Not least, the local retailers of Nelson stand to make a packet from the idea. The wider Nelson region is already, along with Coromandel, the most popular destination in New Zealand for underground cannabis tourism owing to our widespread local embrace of the plant medicine. International visitors know that they can come to this region for some of the world’s best natural cannabis.
If Nelson could get it together to take advantage of the impending repeal of cannabis prohibition we could position ourselves first in the queue for the hordes of young tourists that would flock here to escape from the drunken shitheadery that plagues most other Kiwi towns and cities.
If we did it right, many of those tourists would be other Kiwis. These people should leave Nelson with a sense of being impressed by our forward-thinking, gregarious and positive attitude, not with relief at getting out before they were glassed by some pisshead.
Pete Rainey needs to stop crying about Hone Ma Heke and support a policy that will actually benefit the people of Nelson. What Nelson needs isn’t to raise a lynch mob and go after a protester – it needs to legalise cannabis.
In few places on Earth does cannabis have more popular support than among the people of Nelson. This is a hugely pro-cannabis area, with the sentiment only getting stronger the further West from Nelson one goes. Almost everyone here smokes it – young, old or in between. You can see Bob Marley posters in several stores and a handful of others openly sell cannabis paraphernalia.
So a mayoral candidate that promoted such a thing would have the support of the locals.
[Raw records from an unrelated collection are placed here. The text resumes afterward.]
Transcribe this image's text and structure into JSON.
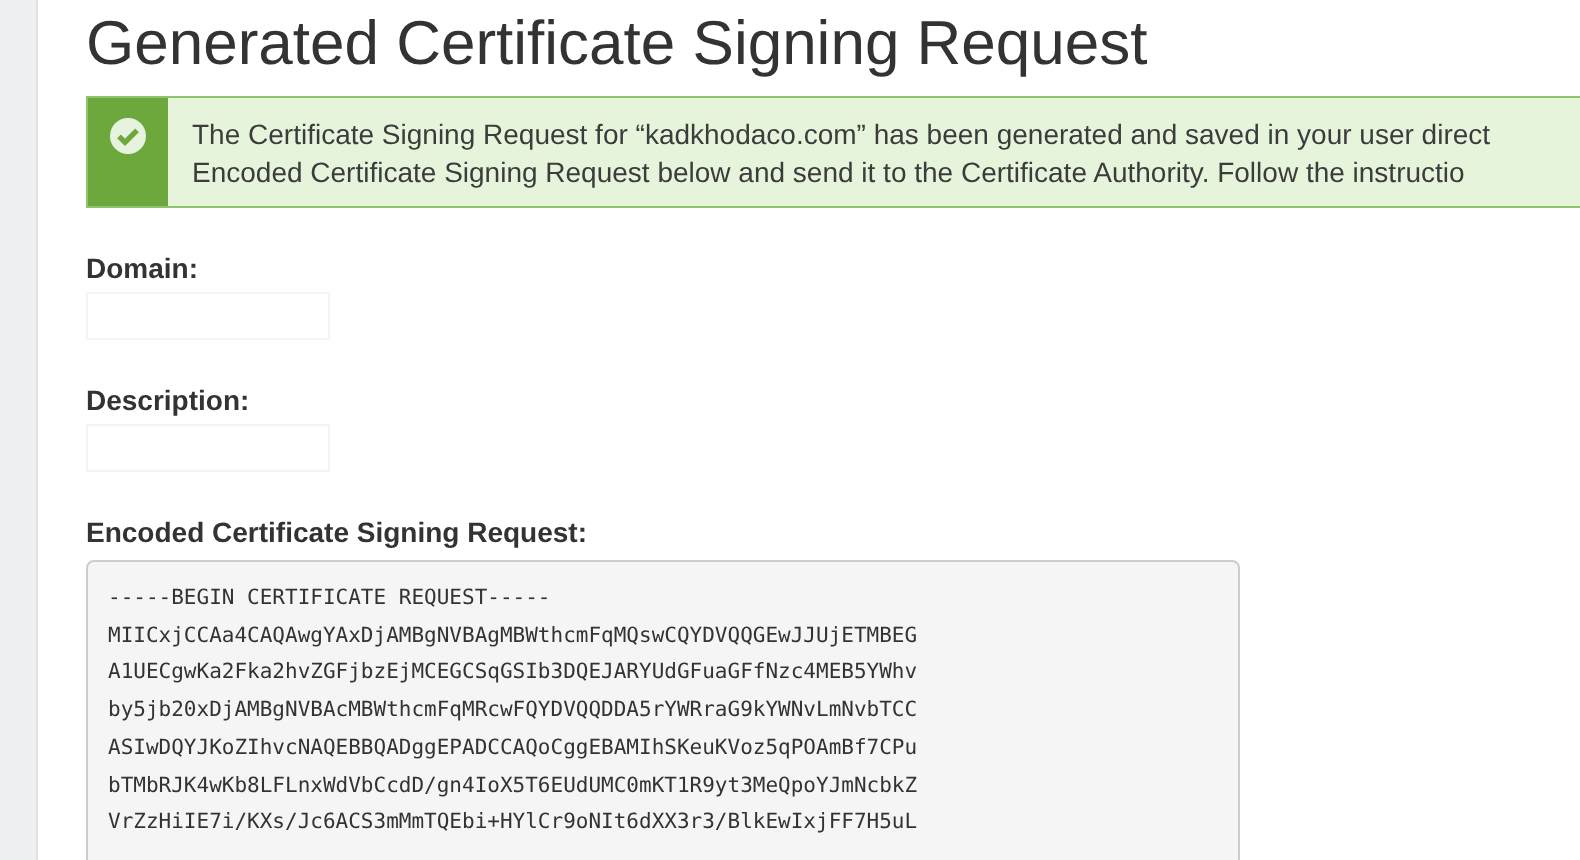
{
  "page": {
    "title": "Generated Certificate Signing Request"
  },
  "alert": {
    "kind": "success",
    "lines": [
      "The Certificate Signing Request for “kadkhodaco.com” has been generated and saved in your user direct",
      "Encoded Certificate Signing Request below and send it to the Certificate Authority. Follow the instructio"
    ]
  },
  "fields": [
    {
      "label": "Domain:"
    },
    {
      "label": "Description:"
    }
  ],
  "csr": {
    "label": "Encoded Certificate Signing Request:",
    "lines": [
      "-----BEGIN CERTIFICATE REQUEST-----",
      "MIICxjCCAa4CAQAwgYAxDjAMBgNVBAgMBWthcmFqMQswCQYDVQQGEwJJUjETMBEG",
      "A1UECgwKa2Fka2hvZGFjbzEjMCEGCSqGSIb3DQEJARYUdGFuaGFfNzc4MEB5YWhv",
      "by5jb20xDjAMBgNVBAcMBWthcmFqMRcwFQYDVQQDDA5rYWRraG9kYWNvLmNvbTCC",
      "ASIwDQYJKoZIhvcNAQEBBQADggEPADCCAQoCggEBAMIhSKeuKVoz5qPOAmBf7CPu",
      "bTMbRJK4wKb8LFLnxWdVbCcdD/gn4IoX5T6EUdUMC0mKT1R9yt3MeQpoYJmNcbkZ",
      "VrZzHiIE7i/KXs/Jc6ACS3mMmTQEbi+HYlCr9oNIt6dXX3r3/BlkEwIxjFF7H5uL"
    ]
  }
}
Also, we need the money here in Nelson. It has been estimated by the Treasury that cannabis law reform would make the country $330,000,000 per year, roughly half of that savings from not enforcing cannabis prohibition and the other half from taxes. If the Nelson area has 1.5% of New Zealand’s population, it stands to reason that we would reap 1.5% of the savings of cannabis law reform.
This amounts to almost $5,000,000 per year.
With the proceeds from cannabis law reform alone, Nelson would save, in ten years, enough money to build a gondola that rivalled the biggest gondola in the world!
That’s the sort of vision Nelson needs – not petty hatred aimed at a guy already at the bottom of the ladder.